Covid-19 Pandemic Hits US Steel Demand and Prices
US flat product steel prices are on the decline. Although the US steel sector has been regarded as an “essential industry” during the coronavirus pandemic, demand has deteriorated during the past few weeks.
Flat products affected by coronavirus restrictions
Steel buyers are obtaining significant discounts, from domestic suppliers, who are keen to secure orders. Material can be obtained on very short delivery lead times. Stockholders are attempting to reduce their inventories, amid the current highly uncertain market conditions.
Sales tonnages to end-users are declining, as manufacturing output is curtailed, due to the Covid-19 pandemic sweeping across the United States. Coil and sheet requirements from the carmakers and associated parts suppliers are particularly reduced. Investors are limiting capital injections into new projects.

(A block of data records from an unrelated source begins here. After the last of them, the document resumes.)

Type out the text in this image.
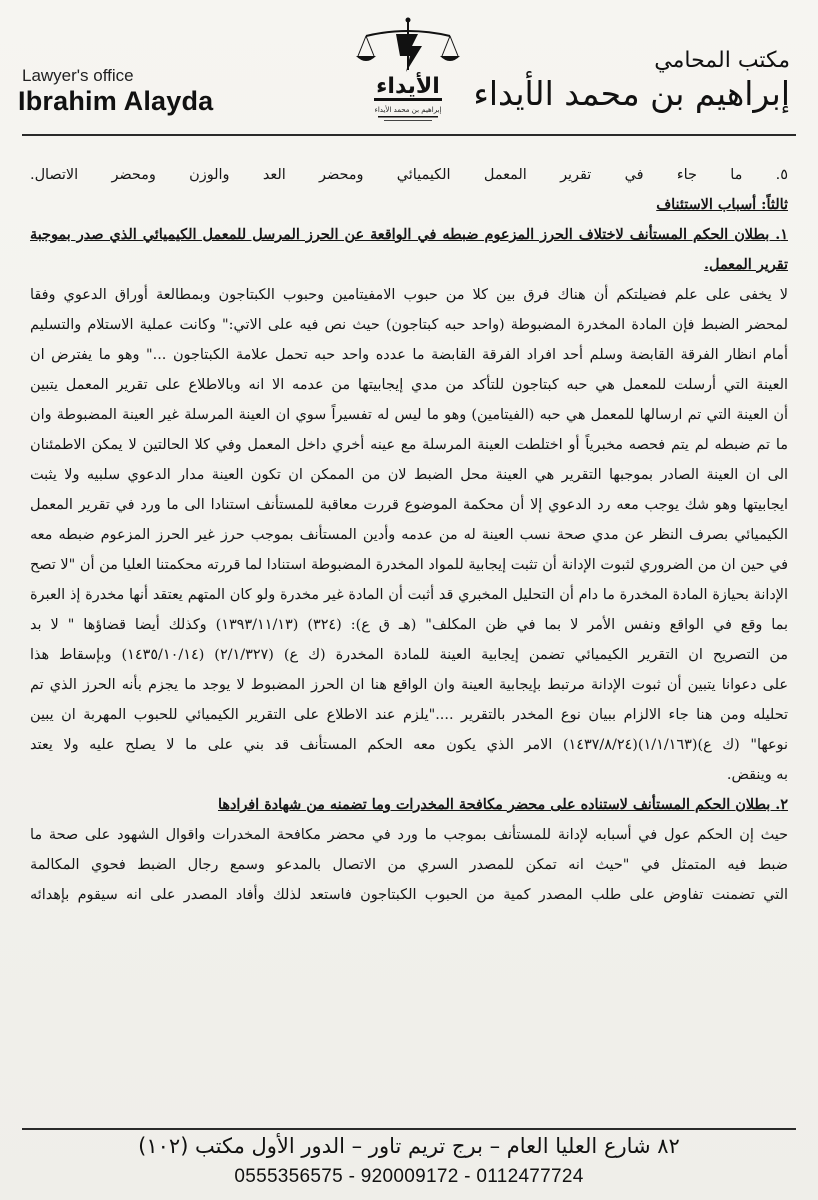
Lawyer's office
Ibrahim Alayda	الأيداء
إبراهيم بن محمد الأيداء
مكتب المحامي
إبراهيم بن محمد الأيداء
٥. ما جاء في تقرير المعمل الكيميائي ومحضر العد والوزن ومحضر الاتصال.
ثالثاً: أسباب الاستئناف
١. بطلان الحكم المستأنف لاختلاف الحرز المزعوم ضبطه في الواقعة عن الحرز المرسل للمعمل الكيميائي الذي صدر بموجبة
تقرير المعمل.
لا يخفى على علم فضيلتكم أن هناك فرق بين كلا من حبوب الامفيتامين وحبوب الكبتاجون وبمطالعة أوراق الدعوي وفقا
لمحضر الضبط فإن المادة المخدرة المضبوطة (واحد حبه كبتاجون) حيث نص فيه على الاتي:" وكانت عملية الاستلام والتسليم
أمام انظار الفرقة القابضة وسلم أحد افراد الفرقة القابضة ما عدده واحد حبه تحمل علامة الكبتاجون ..." وهو ما يفترض ان
العينة التي أرسلت للمعمل هي حبه كبتاجون للتأكد من مدي إيجابيتها من عدمه الا انه وبالاطلاع على تقرير المعمل يتبين
أن العينة التي تم ارسالها للمعمل هي حبه (الفيتامين) وهو ما ليس له تفسيراً سوي ان العينة المرسلة غير العينة المضبوطة وان
ما تم ضبطه لم يتم فحصه مخبرياً أو اختلطت العينة المرسلة مع عينه أخري داخل المعمل وفي كلا الحالتين لا يمكن الاطمئنان
الى ان العينة الصادر بموجبها التقرير هي العينة محل الضبط لان من الممكن ان تكون العينة مدار الدعوي سلبيه ولا يثبت
ايجابيتها وهو شك يوجب معه رد الدعوي إلا أن محكمة الموضوع قررت معاقبة للمستأنف استنادا الى ما ورد في تقرير المعمل
الكيميائي بصرف النظر عن مدي صحة نسب العينة له من عدمه وأدين المستأنف بموجب حرز غير الحرز المزعوم ضبطه معه
في حين ان من الضروري لثبوت الإدانة أن تثبت إيجابية للمواد المخدرة المضبوطة استنادا لما قررته محكمتنا العليا من أن "لا تصح
الإدانة بحيازة المادة المخدرة ما دام أن التحليل المخبري قد أثبت أن المادة غير مخدرة ولو كان المتهم يعتقد أنها مخدرة إذ العبرة
بما وقع في الواقع ونفس الأمر لا بما في ظن المكلف" (هـ ق ع): (٣٢٤) (١٣٩٣/١١/١٣) وكذلك أيضا قضاؤها " لا بد
من التصريح ان التقرير الكيميائي تضمن إيجابية العينة للمادة المخدرة (ك ع) (٢/١/٣٢٧) (١٤٣٥/١٠/١٤) وبإسقاط هذا
على دعوانا يتبين أن ثبوت الإدانة مرتبط بإيجابية العينة وان الواقع هنا ان الحرز المضبوط لا يوجد ما يجزم بأنه الحرز الذي تم
تحليله ومن هنا جاء الالزام ببيان نوع المخدر بالتقرير ...."يلزم عند الاطلاع على التقرير الكيميائي للحبوب المهربة ان يبين
نوعها" (ك ع)(١/١/١٦٣)(١٤٣٧/٨/٢٤) الامر الذي يكون معه الحكم المستأنف قد بني على ما لا يصلح عليه ولا يعتد
به وينقض.
٢. بطلان الحكم المستأنف لاستناده على محضر مكافحة المخدرات وما تضمنه من شهادة افرادها
حيث إن الحكم عول في أسبابه لإدانة للمستأنف بموجب ما ورد في محضر مكافحة المخدرات واقوال الشهود على صحة ما
ضبط فيه المتمثل في "حيث انه تمكن للمصدر السري من الاتصال بالمدعو وسمع رجال الضبط فحوي المكالمة
التي تضمنت تفاوض على طلب المصدر كمية من الحبوب الكبتاجون فاستعد لذلك وأفاد المصدر على انه سيقوم بإهدائه
٨٢ شارع العليا العام – برج تريم تاور – الدور الأول مكتب (١٠٢)
0555356575 - 920009172 - 0112477724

Falling demand is leading to substantial cuts in production by the domestic mills. Capacity utilisation rates have dropped below 60 percent – the lowest levels recorded since the financial crash of 2008/9.
US market participants note that the recovery in domestic demand and steel prices will be directly related to how each state will lift existing restrictions and how companies will adopt social distancing, at an operational level.
Price reductions anticipated for long products
Supply of long products is more than sufficient to meet domestic demand, at present. Customers are cautious in their purchasing decisions, due to uncertainty surrounding future economic conditions. Although consumption by the construction sector is slowing, it remains one the better performing end-user sectors in the country.
Imports are unattractive as buyers fear that domestic selling figures will fall below those of the foreign material, by the time it arrives in port. Domestic long product prices are expected to fall, in the near term, following the April reduction in mill scrap costs.